Who knew that ignoring the status of your inodes could bring down your Linux server? I can’t say the possibility crossed my mind all that often. Until, that is, ignoring the status of my inodes actually brought down my server.
First though, just what is an inode? It’s an object used by Unix systems to identify the disk location and attributes of files within a filesystem. There will usually be exactly one inode for each file or directory (the exception being hard linked files that can share a single inode).
You can see the inode numbers for each of the objects within a directory by running ls -i
$ ls -i
59776347 AsciidocFX
55312398 Desktop
55312402 Documents
55312399 Downloads
55312390 examples.desktop
56628996 git
55312403 Music
55312404 Pictures
55312401 Public
55312405 Videos
56236523 VirtualBox VMs
$
Now here’s the tricky bit. Just like the available disk space determines the upper limit on the files you can create or download to a computer, the number of files you can have is similarly capped by the an inode limit. To see your limit, run df -i and check out the value for your root directory under the Inodes column
$ df -i
Filesystem Inodes IUsed IFree IUse% Mounted on
/dev/sda2 60547072 628017 59919055 2% /
$
In the case of my home workstation, I’ve got more than 60 million inodes in total, of which only 2% are being used. No trouble there.
But when I logged into my server to run a security update the other day, I was hit with this:
dpkg: error processing archive /var/cache/apt/archives/linux-headers-3.13.0-100_3.13.0-100.147_all.deb (--unpack):
unable to create `/usr/src/linux-headers-3.13.0-100/drivers/staging/dgap/Kconfig.dpkg-new' (while processing `./usr/src/linux-headers-3.13.0-100/drivers/staging/dgap/Kconfig'): No space left on device
Note the “No space left on device” warning.
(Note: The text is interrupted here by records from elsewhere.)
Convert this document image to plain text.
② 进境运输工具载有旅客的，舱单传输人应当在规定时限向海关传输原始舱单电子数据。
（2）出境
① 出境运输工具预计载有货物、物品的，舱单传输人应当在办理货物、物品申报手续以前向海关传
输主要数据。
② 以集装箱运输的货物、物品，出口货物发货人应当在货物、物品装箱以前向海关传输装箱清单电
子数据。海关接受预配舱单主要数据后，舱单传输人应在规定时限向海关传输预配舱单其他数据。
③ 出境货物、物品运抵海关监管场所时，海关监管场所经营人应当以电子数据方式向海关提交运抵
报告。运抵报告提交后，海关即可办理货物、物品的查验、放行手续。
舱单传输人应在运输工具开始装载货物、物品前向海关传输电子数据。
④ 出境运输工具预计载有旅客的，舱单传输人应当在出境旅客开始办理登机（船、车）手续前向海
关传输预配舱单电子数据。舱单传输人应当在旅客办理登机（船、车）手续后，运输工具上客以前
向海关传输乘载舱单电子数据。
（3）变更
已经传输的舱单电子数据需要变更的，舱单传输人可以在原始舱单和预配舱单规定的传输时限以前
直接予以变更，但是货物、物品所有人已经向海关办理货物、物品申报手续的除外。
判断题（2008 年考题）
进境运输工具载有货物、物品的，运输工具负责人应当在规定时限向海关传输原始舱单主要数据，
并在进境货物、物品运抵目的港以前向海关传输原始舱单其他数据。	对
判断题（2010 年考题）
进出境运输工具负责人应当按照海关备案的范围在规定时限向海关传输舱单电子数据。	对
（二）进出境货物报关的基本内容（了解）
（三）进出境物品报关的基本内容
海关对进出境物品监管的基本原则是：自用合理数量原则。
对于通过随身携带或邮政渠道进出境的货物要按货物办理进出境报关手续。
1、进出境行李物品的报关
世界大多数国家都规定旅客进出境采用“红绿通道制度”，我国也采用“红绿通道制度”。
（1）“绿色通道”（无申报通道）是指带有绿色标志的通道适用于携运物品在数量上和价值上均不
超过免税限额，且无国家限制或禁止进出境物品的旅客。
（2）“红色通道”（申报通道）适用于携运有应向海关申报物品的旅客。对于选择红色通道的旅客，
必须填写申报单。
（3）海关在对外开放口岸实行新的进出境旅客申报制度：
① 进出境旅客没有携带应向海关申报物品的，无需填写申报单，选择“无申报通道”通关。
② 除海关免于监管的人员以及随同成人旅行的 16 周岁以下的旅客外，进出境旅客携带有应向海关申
No space? I ran df and saw that there were still plenty of free GBs on hand. Just to be sure, I tried to create a new file in my home directory (to rule out some kind of permissions problem). No luck there:
$ touch ~/newfile
touch: cannot touch ‘/home/ubuntu/newfile’: No space left on device
I’ll admit that I didn’t immediately think to look at the inodes – as I said above: who knew…? But a quick Google search revealed that I wasn’t the first guy to get hit with this. Suitably informed (and embarrassed) I remembered that df -i will display file system inode usage, and here’s what it looked like for me:
$ df -i
Filesystem Inodes IUsed IFree IUse% Mounted on
/dev/xvda1 524288 524288 0 100% /
IFree = 0, IUsed% = 100%. Not good. But what could possibly be generating enough files to drain my inode supply? Tracking down the directories containing the most files (i.e., using up the most inodes) can be done using some variation of this find command run from your root directory:
$ sudo find . -xdev -type f | cut -d "/" -f 2 | sort | uniq -c | sort -n
But there’s a catch. Find saves its raw data in a temporary file…but it can’t do that as long as you have no free inodes. So you’ll have to delete one or two unneeded files just to get yourself going.
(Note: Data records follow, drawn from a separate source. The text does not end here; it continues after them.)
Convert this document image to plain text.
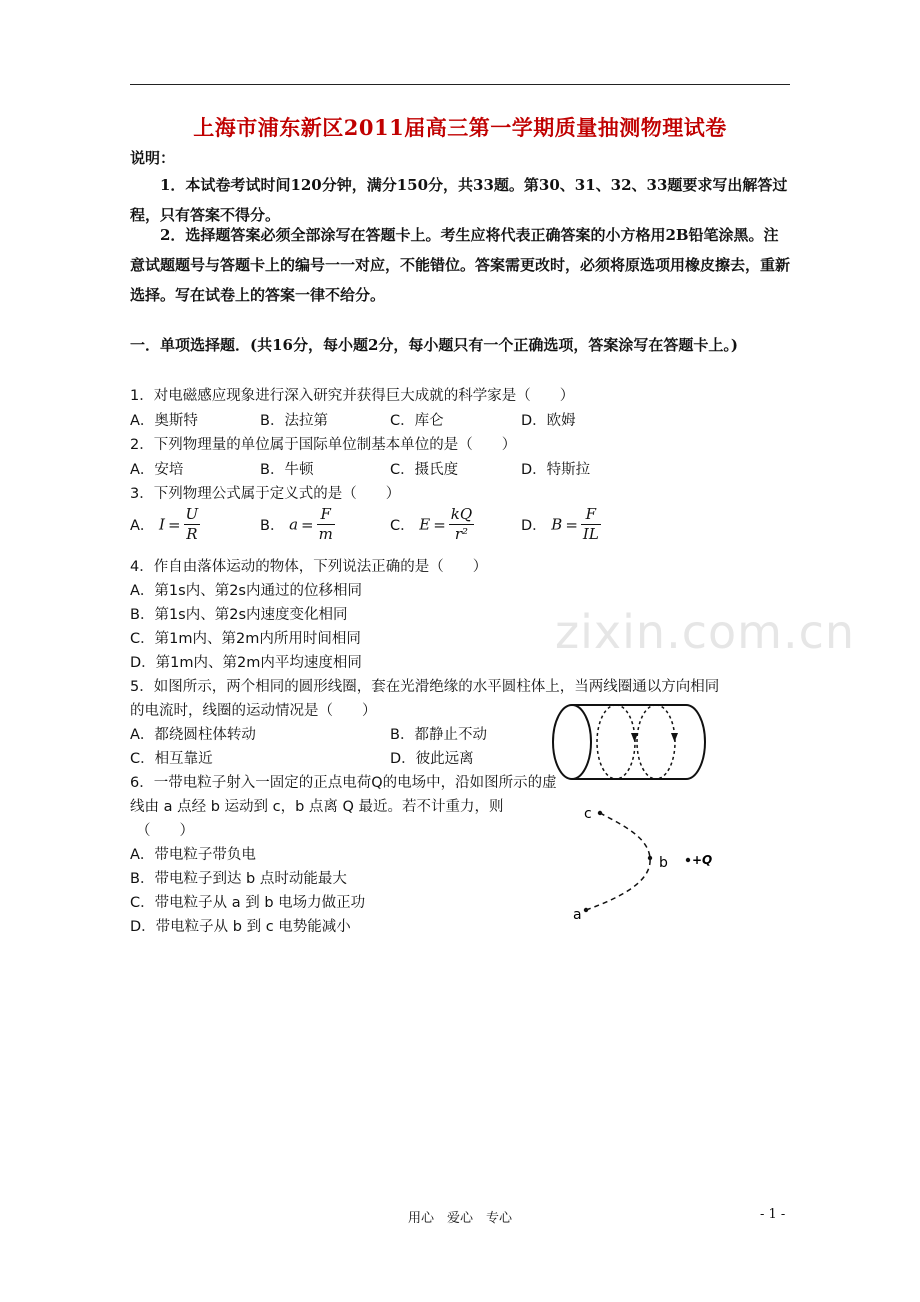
上海市浦东新区2011届高三第一学期质量抽测物理试卷
说明：
1．本试卷考试时间120分钟，满分150分，共33题。第30、31、32、33题要求写出解答过程，只有答案不得分。
2．选择题答案必须全部涂写在答题卡上。考生应将代表正确答案的小方格用2B铅笔涂黑。注意试题题号与答题卡上的编号一一对应，不能错位。答案需更改时，必须将原选项用橡皮擦去，重新选择。写在试卷上的答案一律不给分。
一．单项选择题．(共16分，每小题2分，每小题只有一个正确选项，答案涂写在答题卡上。)
1．对电磁感应现象进行深入研究并获得巨大成就的科学家是（　　）
A．奥斯特	B．法拉第	C．库仑	D．欧姆
2．下列物理量的单位属于国际单位制基本单位的是（　　）
A．安培	B．牛顿	C．摄氏度	D．特斯拉
3．下列物理公式属于定义式的是（　　）
A． $I = \frac{U}{R}$	B． $a = \frac{F}{m}$	C． $E = \frac{kQ}{\text{r²}}$	D． $B = \frac{F}{IL}$
4．作自由落体运动的物体，下列说法正确的是（　　）
A．第1s内、第2s内通过的位移相同
B．第1s内、第2s内速度变化相同
C．第1m内、第2m内所用时间相同
D．第1m内、第2m内平均速度相同
zixin.com.cn
5．如图所示，两个相同的圆形线圈，套在光滑绝缘的水平圆柱体上，当两线圈通以方向相同
的电流时，线圈的运动情况是（　　）
A．都绕圆柱体转动	B．都静止不动
C．相互靠近	D．彼此远离
6．一带电粒子射入一固定的正点电荷Q的电场中，沿如图所示的虚
线由 a 点经 b 运动到 c，b 点离 Q 最近。若不计重力，则
（　　）
A．带电粒子带负电
B．带电粒子到达 b 点时动能最大
C．带电粒子从 a 到 b 电场力做正功
D．带电粒子从 b 到 c 电势能减小
c
b
a
+Q
用心　爱心　专心	- 1 -
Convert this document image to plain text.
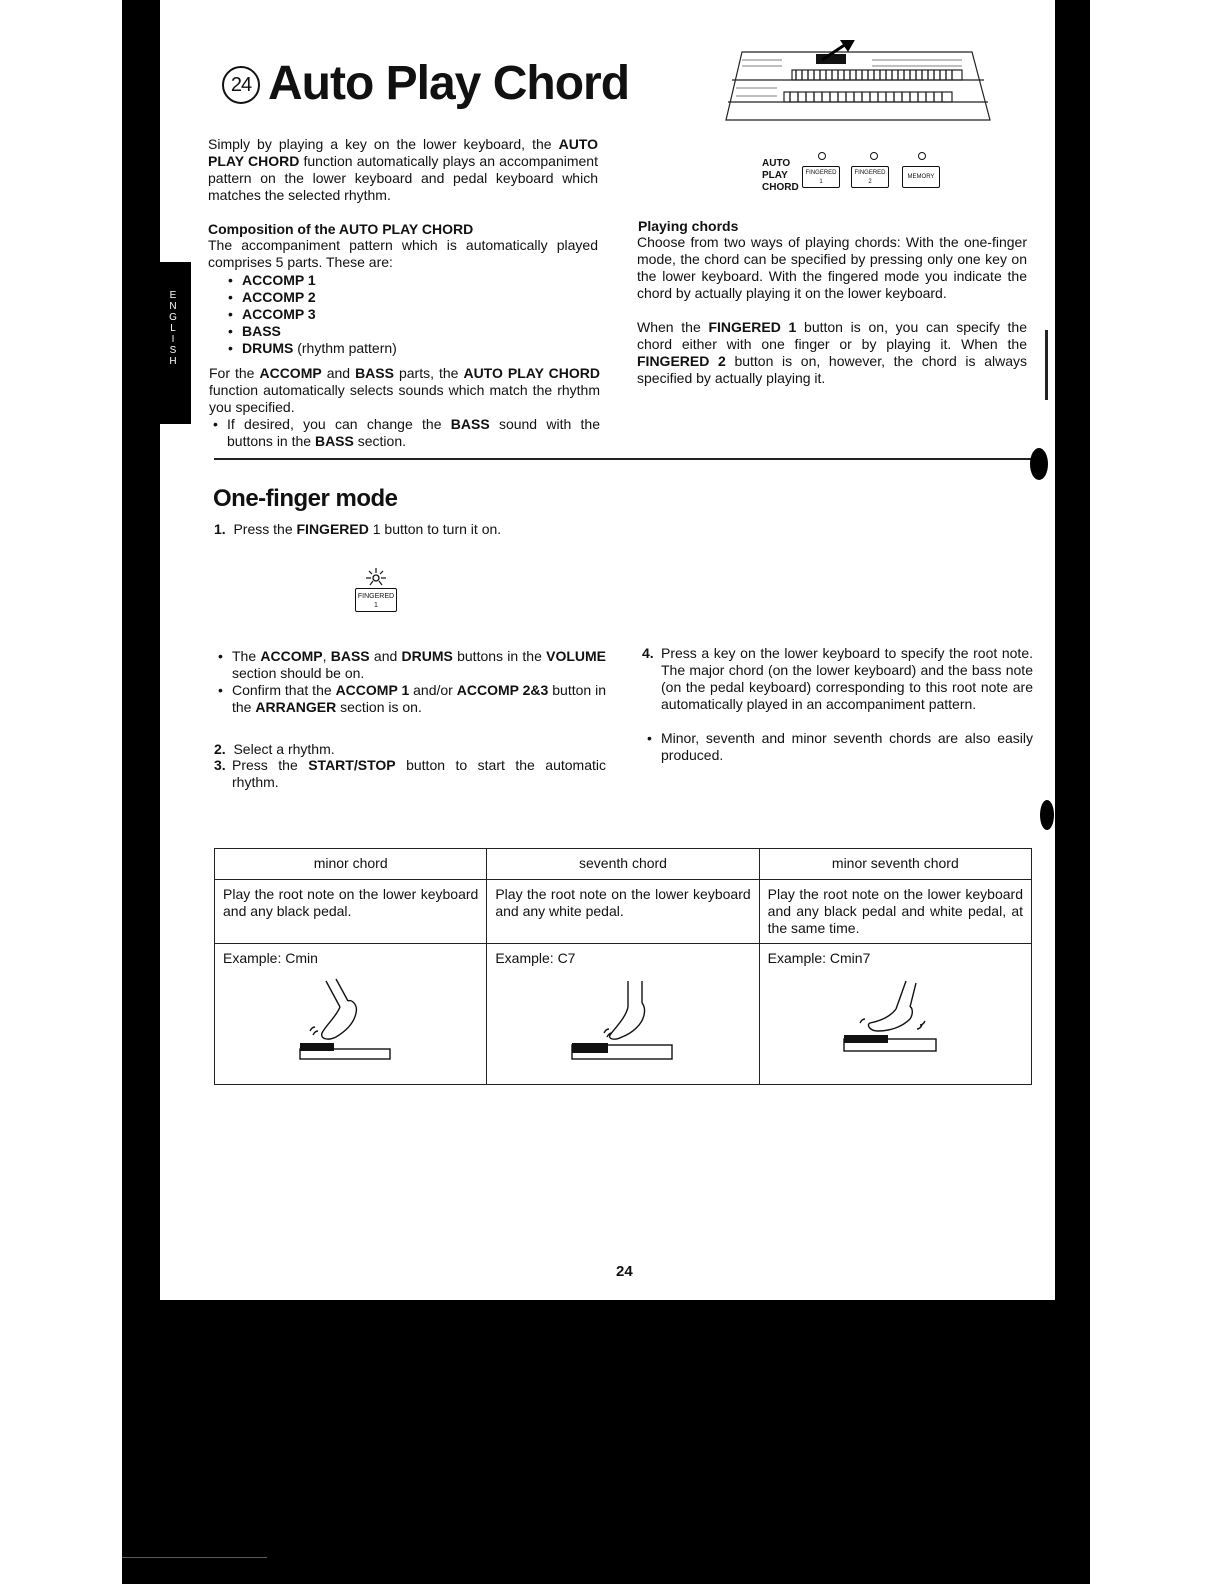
E
N
G
L
I
S
H
24 Auto Play Chord
AUTO
PLAY
CHORD
FINGERED
1
FINGERED
2
MEMORY

Simply by playing a key on the lower keyboard, the AUTO PLAY CHORD function automatically plays an accompaniment pattern on the lower keyboard and pedal keyboard which matches the selected rhythm.

Composition of the AUTO PLAY CHORD

The accompaniment pattern which is automatically played comprises 5 parts. These are:

• ACCOMP 1
• ACCOMP 2
• ACCOMP 3
• BASS
• DRUMS (rhythm pattern)

For the ACCOMP and BASS parts, the AUTO PLAY CHORD function automatically selects sounds which match the rhythm you specified.

• If desired, you can change the BASS sound with the buttons in the BASS section.
Playing chords

Choose from two ways of playing chords: With the one-finger mode, the chord can be specified by pressing only one key on the lower keyboard. With the fingered mode you indicate the chord by actually playing it on the lower keyboard.

When the FINGERED 1 button is on, you can specify the chord either with one finger or by playing it. When the FINGERED 2 button is on, however, the chord is always specified by actually playing it.

One-finger mode

1. Press the FINGERED 1 button to turn it on.

FINGERED
1
• The ACCOMP, BASS and DRUMS buttons in the VOLUME section should be on.
• Confirm that the ACCOMP 1 and/or ACCOMP 2&3 button in the ARRANGER section is on.

2. Select a rhythm.

3. Press the START/STOP button to start the automatic rhythm.
4. Press a key on the lower keyboard to specify the root note. The major chord (on the lower keyboard) and the bass note (on the pedal keyboard) corresponding to this root note are automatically played in an accompaniment pattern.
• Minor, seventh and minor seventh chords are also easily produced.
minor chord	seventh chord	minor seventh chord
Play the root note on the lower keyboard and any black pedal.	Play the root note on the lower keyboard and any white pedal.	Play the root note on the lower keyboard and any black pedal and white pedal, at the same time.

Example: Cmin	Example: C7	Example: Cmin7

24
At any rate, with that out of the way, find from my root directory returned this:
$ sudo find . -xdev -type f | cut -d "/" -f 2 | sort | uniq -c | sort -n
5 root
48 tmp
127 sbin
128 bin
377 boot
989 etc
2888 home
6578 var
15285 lib
372893 usr
The problem obviously lay somewhere within the /usr directory. So I moved down to /usr and ran find once again:
$ cd usr
This time the guilty finger pointed straight to /usr/src:
$ sudo find . -xdev -type f | cut -d "/" -f 2 | sort | uniq -c | sort -n
6 include
160 sbin
617 bin
7211 lib
16518 share
348381 src
So just what goes on in /usr/src? Well it turns out that that’s where the kernel headers are kept. All kernel headers, including those left over from previous kernel versions installed on your machine. If you drill down through the directory tree, you’ll see that there are, indeed, a great many files. Mountains of ’em, in fact.
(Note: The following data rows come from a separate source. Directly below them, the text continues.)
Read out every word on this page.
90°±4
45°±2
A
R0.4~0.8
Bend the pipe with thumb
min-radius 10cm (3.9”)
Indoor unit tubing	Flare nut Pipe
To free up some space, you may need to manually remove some of the older directories. Then, assuming you’re using a Debian/Ubuntu distribution, let dpkg safely remove whatever else isn’t needed through –configure:
$ sudo dpkg --configure -a
Then, to safely remove all old headers, run autoremove:
$ sudo apt-get autoremove
And everything should be back to optimal working order. The moral of the story? Details matter.